TJ-SP nega habeas corpus preventivo para sócio da Daslu

Roseli Ribeiro - 14/06/2007 - 14h43

Em votação unânime, o Órgão Especial do TJ-SP (Tribunal de Justiça de São Paulo) não conheceu (apreciou) o pedido de habeas corpus preventivo impetrado em favor de Antonio Carlos Piva de Albuquerque, sócio-diretor da empresa NSCA — Indústria e Comércio Exportação e Importação Ltda, a butique Daslu. A decisão foi tomada na tarde desta quarta-feira (13/6).

A empresa foi autuada pela Delegacia da Regional Tributária do Ibirapuera, por deixar de entregar notas fiscais, não exibir os livros fiscais, falta de pagamento de ICMS (Imposto sobre Circulação de Mercadorias e Serviços), ausência de emissão de notas fiscais e efetivação de créditos indevidos de ICMS. As supostas irregularidades fiscais teriam sido cometidas entre os anos de 2000 e 2005.

O habeas corpus tentava impedir que o MP-SP (Ministério Público do Estado de São Paulo) oferecesse denúncia contra o empresário por crimes de sonegação fiscal, em razão de 14 autos de infração e imposição de multa lavrados pela Delegacia Regional Tributária.

A defesa de Piva sustentou que a ação penal somente pode ser proposta após o julgamento definitivo dos autos na esfera administrativa fiscal, porque o empresário teria o direito de questionar a validade dos valores lançados nos autos de infração e imposição de multa antes da propositura de ação penal por sonegação de impostos.

A defesa questiona, na esfera administrativa, os lançamentos feitos pela autoridade fiscal que lavrou os autos de infração. Por falta de de pagamento de ICMS, os valores lançados superam R$ 100 milhões. Pela ausência de emissão de notas fiscais supera R$ 385 milhões. Foram lançados como créditos indevidos de ICMS cerca de R$ 10 milhões.

Em seu parecer, o Ministério Público afirmou que o pedido não poderia ser conhecido (apreciado), pois a petição foi proposta contra o procurador-geral de Justiça, parte ilegítima para figurar no pólo passivo do habeas corpus, uma vez que não se trata de competência exclusiva do procurador apresentar esse tipo de denúncia. Além disso, frisou que o habeas corpus preventido não seria a medida eficaz para impedir a atividade típica do MP-SP.

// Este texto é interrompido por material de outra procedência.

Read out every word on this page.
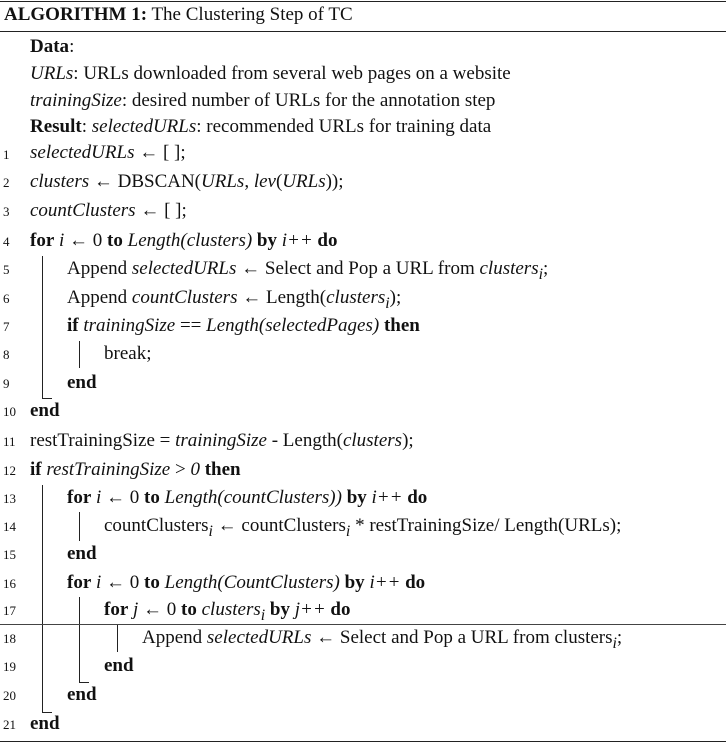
ALGORITHM 1: The Clustering Step of TC
Data:
URLs: URLs downloaded from several web pages on a website
trainingSize: desired number of URLs for the annotation step
Result: selectedURLs: recommended URLs for training data
1
2
3
4
5
6
7
8
9
10
11
12
13
14
15
16
17
18
19
20
21
selectedURLs ← [ ];
clusters ← DBSCAN(URLs, lev(URLs));
countClusters ← [ ];
for i ← 0 to Length(clusters) by i++ do
Append selectedURLs ← Select and Pop a URL from clusters$_i$;
Append countClusters ← Length(clusters$_i$);
if trainingSize == Length(selectedPages) then
break;
end
end
restTrainingSize = trainingSize - Length(clusters);
if restTrainingSize > 0 then
for i ← 0 to Length(countClusters)) by i++ do
countClusters$_i$ ← countClusters$_i$ * restTrainingSize/ Length(URLs);
end
for i ← 0 to Length(CountClusters) by i++ do
for j ← 0 to clusters$_i$ by j++ do
Append selectedURLs ← Select and Pop a URL from clusters$_i$;
end
end
end
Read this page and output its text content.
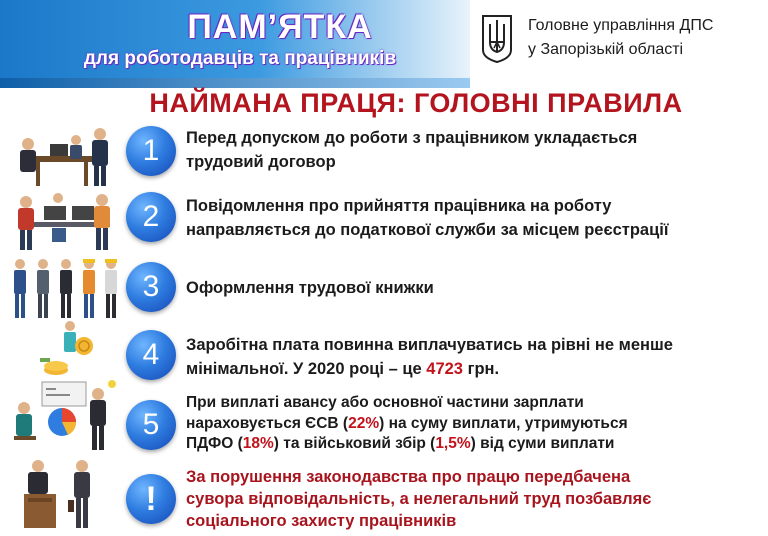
ПАМ’ЯТКА
для роботодавців та працівників
Головне управління ДПС
у Запорізькій області
НАЙМАНА ПРАЦЯ: ГОЛОВНІ ПРАВИЛА
1	Перед допуском до роботи з працівником укладається
трудовий договор
2	Повідомлення про прийняття працівника на роботу
направляється до податкової служби за місцем реєстрації
3	Оформлення трудової книжки
4	Заробітна плата повинна виплачуватись на рівні не менше
мінімальної. У 2020 році – це 4723 грн.
5
При виплаті авансу або основної частини зарплати
нараховується ЄСВ (22%) на суму виплати, утримуються
ПДФО (18%) та військовий збір (1,5%) від суми виплати
!
За порушення законодавства про працю передбачена
сувора відповідальність, а нелегальний труд позбавляє
соціального захисту працівників
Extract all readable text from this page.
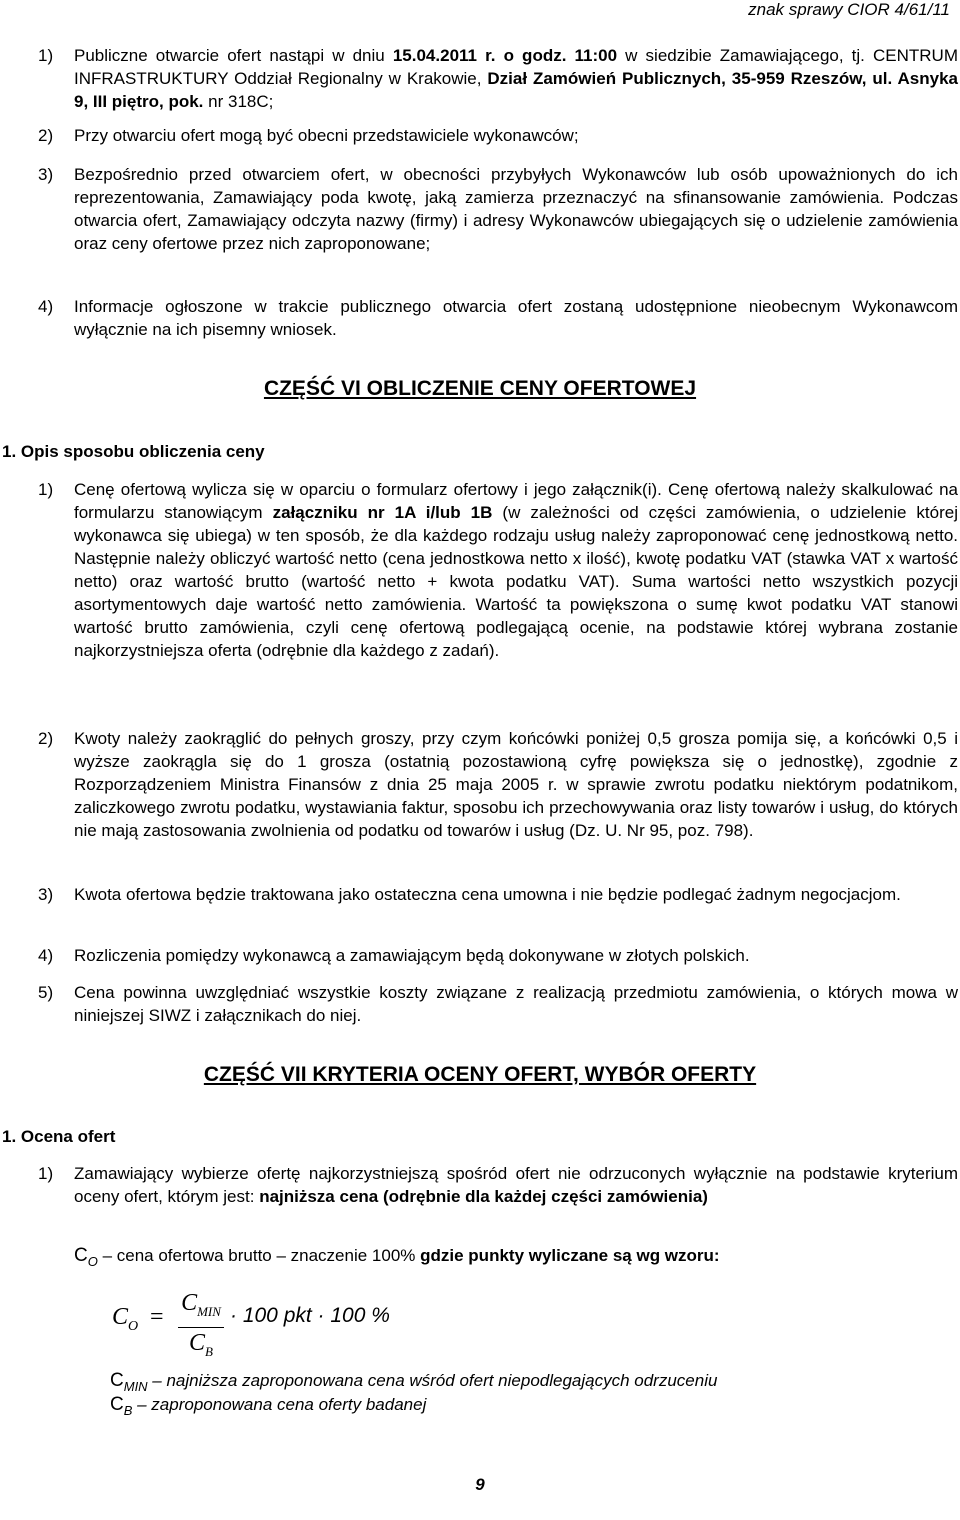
znak sprawy CIOR 4/61/11
1) Publiczne otwarcie ofert nastąpi w dniu 15.04.2011 r. o godz. 11:00 w siedzibie Zamawiającego, tj. CENTRUM INFRASTRUKTURY Oddział Regionalny w Krakowie, Dział Zamówień Publicznych, 35-959 Rzeszów, ul. Asnyka 9, III piętro, pok. nr 318C;
2) Przy otwarciu ofert mogą być obecni przedstawiciele wykonawców;
3) Bezpośrednio przed otwarciem ofert, w obecności przybyłych Wykonawców lub osób upoważnionych do ich reprezentowania, Zamawiający poda kwotę, jaką zamierza przeznaczyć na sfinansowanie zamówienia. Podczas otwarcia ofert, Zamawiający odczyta nazwy (firmy) i adresy Wykonawców ubiegających się o udzielenie zamówienia oraz ceny ofertowe przez nich zaproponowane;
4) Informacje ogłoszone w trakcie publicznego otwarcia ofert zostaną udostępnione nieobecnym Wykonawcom wyłącznie na ich pisemny wniosek.
CZĘŚĆ VI OBLICZENIE CENY OFERTOWEJ
1. Opis sposobu obliczenia ceny
1) Cenę ofertową wylicza się w oparciu o formularz ofertowy i jego załącznik(i). Cenę ofertową należy skalkulować na formularzu stanowiącym załączniku nr 1A i/lub 1B (w zależności od części zamówienia, o udzielenie której wykonawca się ubiega) w ten sposób, że dla każdego rodzaju usług należy zaproponować cenę jednostkową netto. Następnie należy obliczyć wartość netto (cena jednostkowa netto x ilość), kwotę podatku VAT (stawka VAT x wartość netto) oraz wartość brutto (wartość netto + kwota podatku VAT). Suma wartości netto wszystkich pozycji asortymentowych daje wartość netto zamówienia. Wartość ta powiększona o sumę kwot podatku VAT stanowi wartość brutto zamówienia, czyli cenę ofertową podlegającą ocenie, na podstawie której wybrana zostanie najkorzystniejsza oferta (odrębnie dla każdego z zadań).
2) Kwoty należy zaokrąglić do pełnych groszy, przy czym końcówki poniżej 0,5 grosza pomija się, a końcówki 0,5 i wyższe zaokrągla się do 1 grosza (ostatnią pozostawioną cyfrę powiększa się o jednostkę), zgodnie z Rozporządzeniem Ministra Finansów z dnia 25 maja 2005 r. w sprawie zwrotu podatku niektórym podatnikom, zaliczkowego zwrotu podatku, wystawiania faktur, sposobu ich przechowywania oraz listy towarów i usług, do których nie mają zastosowania zwolnienia od podatku od towarów i usług (Dz. U. Nr 95, poz. 798).
3) Kwota ofertowa będzie traktowana jako ostateczna cena umowna i nie będzie podlegać żadnym negocjacjom.
4) Rozliczenia pomiędzy wykonawcą a zamawiającym będą dokonywane w złotych polskich.
5) Cena powinna uwzględniać wszystkie koszty związane z realizacją przedmiotu zamówienia, o których mowa w niniejszej SIWZ i załącznikach do niej.
CZĘŚĆ VII KRYTERIA OCENY OFERT, WYBÓR OFERTY
1. Ocena ofert
1) Zamawiający wybierze ofertę najkorzystniejszą spośród ofert nie odrzuconych wyłącznie na podstawie kryterium oceny ofert, którym jest: najniższa cena (odrębnie dla każdej części zamówienia)
$C_O$ – cena ofertowa brutto – znaczenie 100% gdzie punkty wyliczane są wg wzoru:
$C_O$ =
$C_{MIN}$
$C_B$
· 100 pkt · 100 %
$C_{MIN}$ – najniższa zaproponowana cena wśród ofert niepodlegających odrzuceniu
$C_B$ – zaproponowana cena oferty badanej
9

O relator do caso, desembargador Armando Toledo, acolheu o parecer do Ministério Público, considerando que a competência para propor a denúncia é de quaqluer promotor público. Assim, o pedido de habeas corpus não foi conhecido, decisão acompanhada pelos demais desembargadores do Órgão Especial.

Operação Narciso
A operação Narciso, deflagrada em 13 de julho de 2005, foi realizada por agentes da Polícia Federal, Ministério Público Federal e Receita Federal e incluiu busca e apreensão na sede da Daslu, a maior loja de artigos de luxo do Brasil, por suposto envolvimento em crimes de sonegação fiscal e contrabando.

A operação que ocorreu em 2005 envolveu 250 agentes federais que agiram nos Estados de São Paulo, Santa Catarina, Paraná e Espírito Santo. O objetivo da ação também foi apurar subfaturamento de mercadorias importadas e a consequente sonegação de tributos de importação e de IPI (Imposto sobre Produtos Industrializados).